Clouded truth
Tech producing fakes can also find them
Without minimizing the seriousness of the president’s efforts to rewrite history, we can take heart that he’s kidding himself. He is sure to fail miserably. Again.
Because making that argument involves a little cheerleading for technology, I want to assure you up front that I, too, am hoping artificial intelligence doesn’t end up killing us all.
If it doesn’t and people are not only still around in the future but also still capable of thinking for themselves, they will see – much more clearly, I think, than we can today – how profoundly destructive America’s worst president has been.
For all the documented risks of the digital age – and they are many and multiplying – its enormous and undeniable benefits include this one: The truth ain’t going anywhere. Nor are facts. Nor is the ability to access them, at least not permanently.

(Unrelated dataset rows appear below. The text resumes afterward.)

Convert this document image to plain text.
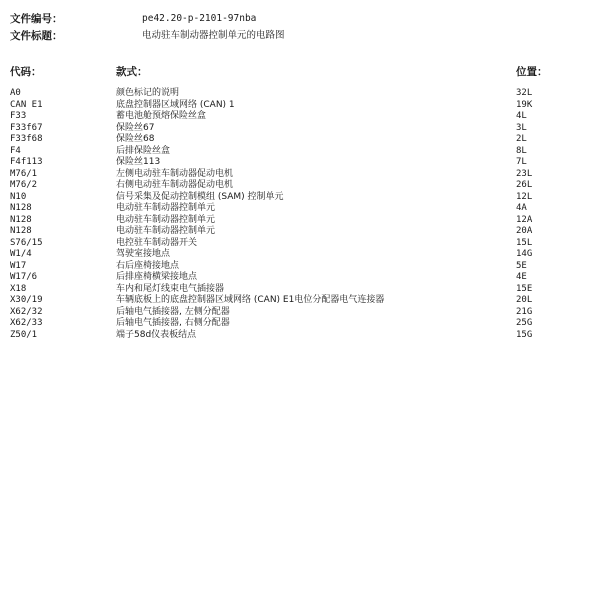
文件编号：	pe42.20-p-2101-97nba
文件标题：	电动驻车制动器控制单元的电路图
代码：	款式：	位置：
A0	颜色标记的说明	32L
CAN E1	底盘控制器区域网络 (CAN) 1	19K
F33	蓄电池舱预熔保险丝盒	4L
F33f67	保险丝67	3L
F33f68	保险丝68	2L
F4	后排保险丝盒	8L
F4f113	保险丝113	7L
M76/1	左侧电动驻车制动器促动电机	23L
M76/2	右侧电动驻车制动器促动电机	26L
N10	信号采集及促动控制模组 (SAM) 控制单元	12L
N128	电动驻车制动器控制单元	4A
N128	电动驻车制动器控制单元	12A
N128	电动驻车制动器控制单元	20A
S76/15	电控驻车制动器开关	15L
W1/4	驾驶室接地点	14G
W17	右后座椅接地点	5E
W17/6	后排座椅横梁接地点	4E
X18	车内和尾灯线束电气插接器	15E
X30/19	车辆底板上的底盘控制器区域网络 (CAN) E1电位分配器电气连接器	20L
X62/32	后轴电气插接器, 左侧分配器	21G
X62/33	后轴电气插接器, 右侧分配器	25G
Z50/1	端子58d仪表板结点	15G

There is a snapshot of each day’s news stories memorializing Republicans’ do-nothing complicity as human rights are ignored at home and abroad, and as the nation’s treasure is gutted, stolen and frittered away.
For all the Felon’s destruction, there is a record that is bound to survive, if only because it’s digital. Unlike a book, it can’t be burned or effectively banned.
This may seem an odd time to cite technology as a source of reassurance, especially as the felonious administration conducts the nation’s business via social media. (As the zone flooded, we even moved on from the defense secretary’s unsecured chat about secret military actions on Signal.)
If only the president’s ridiculous deep-fakes of the Democratic leadership, or directing his minions to doctor government websites with Republican propaganda, were the worst of technology’s role in this American tragedy.
We should all be concerned about what Musk and his young tech-bros did – and may still be doing – with the personal data of virtually all U.S. taxpayers. Every action they took involving government data – and data systems – should be traceable, even if they tried to cover their tracks. Once the Felon is no longer in charge, we will see.
And like the administration’s border czar and the bag of cash he took on video, the DOGE boys need to account for what appears to be a great deal of money.
My thesis here is sort of a straw man really. It’s no great insight that technology can be tapped for good and bad purposes. I suppose what I’m really cheerleading for is the continued existence of genuine epistemic authority: I just don’t believe we’ll be permanently fooled by “alternative facts,” or fake anything, unless we choose to be.
Our president’s maddening impunity, coupled with his advanced years, may spare him from personal accountability for his crimes, but his legacy remains in the hands of professional historians, who know something about the network architecture the president uses to spread lies: It also archives, cross-references and exposes.
They will have what they need to tell the awful truth.